Une caravane d'humanoïdes "différents" (faut bien châtrer le langage, sinon les pitbulls du politiquement correct te renvoient aussi sec à Cayenne, même si le bagne a fermé) traverse un désert, vendant des objets de brocante à chaque étape. Mais voilà, vu leur gueule, on ne les aime pas, et les xénophobes intolérants du coin rejouent assez facilement la grande scène du "Les étrangers dehors !" quand ils les voient rappliquer. Alors, évidemment, ça ne se passe pas très bien, le sang coule, et la police essaie de faire son boulot sans être vraiment claire sur le camp qu'elle choisit...
Les intellos politicards de service hocheront gravement la tête en parlant d'une oeuvre parlant de la différence, du racisme, de la xénophobie, de la violence, du Front National, et de tous ces trucs qu'on nous enfourne dans la gueule à longueur d'année pour nous conditionner. Cet album, avec leur soutien, devrait donc y trouver une certaine dignité idéologique qui lui servira de laisser-passer dans la jungle Qulturelle.
Si on sort des radotages débectants du catéchisme officiel qui nous transforme en moutons, que reste-t-il ? Un vrai drame (l'album n'est pas drôle du tout), et la récupération du vieux thème de "Freaks", cette exposition de monstres de cirque dont Tod Browning a eu l'idée il y a plus de 80 ans. Bonne idée : les lecteurs aiment bien les monstres, et on se délecte à contempler leur apparence. Olivier Milhiet, de ce côté-là, a mis le paquet : les pages de garde qui, à la manière des albums de "Tintin", nous présentent une galerie des personnages, nous offrent pas moins de vingt-deux portraits de créatures bizarres, depuis les malades de la peau jusqu'au cyclope, en passant par le cerveau sans corps de la bande ("Ephrahum"), des profils tordus parfois bien zoomorphes, aggravés par des tatouages ou des coiffures qui ajoutent, on va dire au pittoresque de la chose.

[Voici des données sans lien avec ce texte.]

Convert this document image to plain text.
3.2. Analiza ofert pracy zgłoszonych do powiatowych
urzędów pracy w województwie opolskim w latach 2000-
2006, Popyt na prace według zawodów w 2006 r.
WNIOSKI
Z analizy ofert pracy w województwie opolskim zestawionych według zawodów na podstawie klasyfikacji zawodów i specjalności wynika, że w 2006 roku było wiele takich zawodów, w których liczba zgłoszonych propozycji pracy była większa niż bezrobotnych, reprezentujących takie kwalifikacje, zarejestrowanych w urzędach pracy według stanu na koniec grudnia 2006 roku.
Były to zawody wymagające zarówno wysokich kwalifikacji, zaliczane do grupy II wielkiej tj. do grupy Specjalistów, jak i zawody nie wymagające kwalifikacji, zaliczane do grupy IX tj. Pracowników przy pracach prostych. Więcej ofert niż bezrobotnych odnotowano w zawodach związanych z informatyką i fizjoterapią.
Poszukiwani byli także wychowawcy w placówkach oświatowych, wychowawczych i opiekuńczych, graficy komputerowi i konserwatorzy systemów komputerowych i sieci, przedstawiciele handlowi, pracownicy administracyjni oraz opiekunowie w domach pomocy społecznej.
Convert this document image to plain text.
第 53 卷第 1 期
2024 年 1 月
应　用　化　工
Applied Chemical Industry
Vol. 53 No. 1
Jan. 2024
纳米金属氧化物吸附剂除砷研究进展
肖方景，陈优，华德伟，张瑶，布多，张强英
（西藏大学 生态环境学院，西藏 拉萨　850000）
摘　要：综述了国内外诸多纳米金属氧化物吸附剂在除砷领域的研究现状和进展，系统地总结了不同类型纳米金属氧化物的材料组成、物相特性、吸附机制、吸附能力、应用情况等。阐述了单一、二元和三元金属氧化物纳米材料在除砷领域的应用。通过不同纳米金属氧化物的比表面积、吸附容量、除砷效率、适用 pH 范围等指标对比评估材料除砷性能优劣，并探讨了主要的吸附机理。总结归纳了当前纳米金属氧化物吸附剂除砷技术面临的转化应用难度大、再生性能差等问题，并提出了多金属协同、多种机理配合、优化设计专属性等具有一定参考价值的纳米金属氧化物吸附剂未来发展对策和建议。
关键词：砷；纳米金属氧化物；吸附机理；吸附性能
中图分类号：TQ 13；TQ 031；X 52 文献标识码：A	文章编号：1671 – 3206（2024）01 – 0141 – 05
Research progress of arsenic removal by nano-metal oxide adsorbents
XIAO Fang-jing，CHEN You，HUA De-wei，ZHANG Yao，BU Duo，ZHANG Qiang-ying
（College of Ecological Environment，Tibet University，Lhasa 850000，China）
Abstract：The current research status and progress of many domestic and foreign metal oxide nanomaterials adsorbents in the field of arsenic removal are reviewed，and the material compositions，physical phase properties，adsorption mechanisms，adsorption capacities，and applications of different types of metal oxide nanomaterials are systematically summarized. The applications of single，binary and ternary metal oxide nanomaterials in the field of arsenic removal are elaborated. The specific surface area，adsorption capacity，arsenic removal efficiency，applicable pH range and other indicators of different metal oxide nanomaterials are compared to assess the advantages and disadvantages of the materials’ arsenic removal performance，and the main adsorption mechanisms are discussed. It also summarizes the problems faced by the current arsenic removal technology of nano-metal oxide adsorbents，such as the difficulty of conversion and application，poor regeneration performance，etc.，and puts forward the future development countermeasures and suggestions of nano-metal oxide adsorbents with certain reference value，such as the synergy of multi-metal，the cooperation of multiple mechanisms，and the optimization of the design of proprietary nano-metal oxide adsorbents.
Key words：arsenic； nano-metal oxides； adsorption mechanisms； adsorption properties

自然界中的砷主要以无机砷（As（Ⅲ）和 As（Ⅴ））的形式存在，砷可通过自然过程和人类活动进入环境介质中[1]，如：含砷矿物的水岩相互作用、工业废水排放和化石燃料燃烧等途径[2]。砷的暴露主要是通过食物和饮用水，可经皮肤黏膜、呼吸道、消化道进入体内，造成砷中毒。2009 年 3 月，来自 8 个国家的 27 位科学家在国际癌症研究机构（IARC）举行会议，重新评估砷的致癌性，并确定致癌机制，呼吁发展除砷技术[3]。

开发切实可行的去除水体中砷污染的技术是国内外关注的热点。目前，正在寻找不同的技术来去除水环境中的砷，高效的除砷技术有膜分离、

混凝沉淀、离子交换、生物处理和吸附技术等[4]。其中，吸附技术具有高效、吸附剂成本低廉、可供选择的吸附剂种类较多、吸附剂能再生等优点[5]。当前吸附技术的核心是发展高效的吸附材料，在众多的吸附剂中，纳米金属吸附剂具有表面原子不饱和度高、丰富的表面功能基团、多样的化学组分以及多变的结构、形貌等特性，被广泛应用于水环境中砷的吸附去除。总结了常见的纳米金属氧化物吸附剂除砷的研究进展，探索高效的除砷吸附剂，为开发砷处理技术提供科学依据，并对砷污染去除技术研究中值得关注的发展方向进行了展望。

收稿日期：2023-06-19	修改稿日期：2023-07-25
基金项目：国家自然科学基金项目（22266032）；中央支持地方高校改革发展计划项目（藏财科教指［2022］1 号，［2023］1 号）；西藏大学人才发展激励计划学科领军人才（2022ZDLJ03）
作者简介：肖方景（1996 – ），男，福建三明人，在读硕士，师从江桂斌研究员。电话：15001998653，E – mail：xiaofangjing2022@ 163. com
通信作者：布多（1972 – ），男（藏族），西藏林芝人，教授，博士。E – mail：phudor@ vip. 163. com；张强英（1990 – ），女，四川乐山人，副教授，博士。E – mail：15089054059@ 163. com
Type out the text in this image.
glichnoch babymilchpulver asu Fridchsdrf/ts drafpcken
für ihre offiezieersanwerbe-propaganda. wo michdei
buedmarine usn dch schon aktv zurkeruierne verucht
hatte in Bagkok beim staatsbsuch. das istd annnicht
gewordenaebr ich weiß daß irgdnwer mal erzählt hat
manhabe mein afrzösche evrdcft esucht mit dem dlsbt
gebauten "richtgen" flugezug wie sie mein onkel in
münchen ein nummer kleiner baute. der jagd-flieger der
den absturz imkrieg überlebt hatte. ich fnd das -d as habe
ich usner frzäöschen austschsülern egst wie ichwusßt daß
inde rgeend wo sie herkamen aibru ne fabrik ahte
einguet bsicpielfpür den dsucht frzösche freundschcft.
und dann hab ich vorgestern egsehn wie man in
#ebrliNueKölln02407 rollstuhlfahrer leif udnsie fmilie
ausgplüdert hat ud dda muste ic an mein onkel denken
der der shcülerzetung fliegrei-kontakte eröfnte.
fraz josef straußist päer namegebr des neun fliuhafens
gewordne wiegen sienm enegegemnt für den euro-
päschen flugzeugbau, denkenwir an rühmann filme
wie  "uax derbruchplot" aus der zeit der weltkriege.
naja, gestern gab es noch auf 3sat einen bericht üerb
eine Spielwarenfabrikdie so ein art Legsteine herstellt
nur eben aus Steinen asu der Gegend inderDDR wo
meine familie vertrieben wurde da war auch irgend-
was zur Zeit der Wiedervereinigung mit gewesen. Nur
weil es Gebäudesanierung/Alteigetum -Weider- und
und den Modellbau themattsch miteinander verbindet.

On hésite un peu, devant une telle exposition tératophile, à choisir entre la fascination morbide pour une iconographie racoleuse, et le projet généreux de révéler la présence de sentiments humains attendrissants même chez les individus les plus... déroutants. Evidemment, il ne faut pas trop en faire, et Olivier Milhet a fait une gueule présentable aux principales créatures : Pilou, qui développe des sentiments de responsabilité paternelle très louables envers Mila, la petite orpheline, et qui est un gros costaud seulement pourvu de deux belles cornes tronquées qui lui donnent un look assez "Hellboy"; et Manny, une fille quasi normale (allure un peu militaire quand même, on ne peut pas tout avoir). On sent que ceux-là vont servir d'interface pour solliciter l'acceptation du lecteur.
Donc, une histoire pas marrante, d'atmosphère assez western, au fond, avec de beaux moments d'émotions et d'attendrissement. On se régalera grâce à la spontanéité, la gentillesse et la générosité de Mila, la petite orpheline, ouverte à la "différence", donc porteuse d'avenir. Les vilains xénophobes font un peu Ku-Klux-Klan, avec leurs cagoules (planche 13), tandis que les freaks ont quelques talents de société intéressants lorsqu'ils sont coordonnés. La solidarité, la fraternité sont représentées comme sympathiques.
Le dessin, très soigné, séduit par ses effets 3D : les motifs principaux de chaque vignette sont très "ligne claire" et coloriés avec nuance, tandis que les arrière-plans perdent de la précision, grâce à la légèreté des contours (qui se dissolvent parfois carrément au moyen de la technique des couleurs directes). Le désert (bleu cendre la nuit) offre des pitons un peu extraterrestres qui ne dépareraient pas dans un album de Moebius, des arches comme la "Delicate Arch" de l'Utah (planche 2), des épineux étudiés (planche 12), de la steppe xérophile (planche 29)...
Un album original par son thème et ses références, et soigné par sa réalisation. On y trouvera son comptant d'émotions.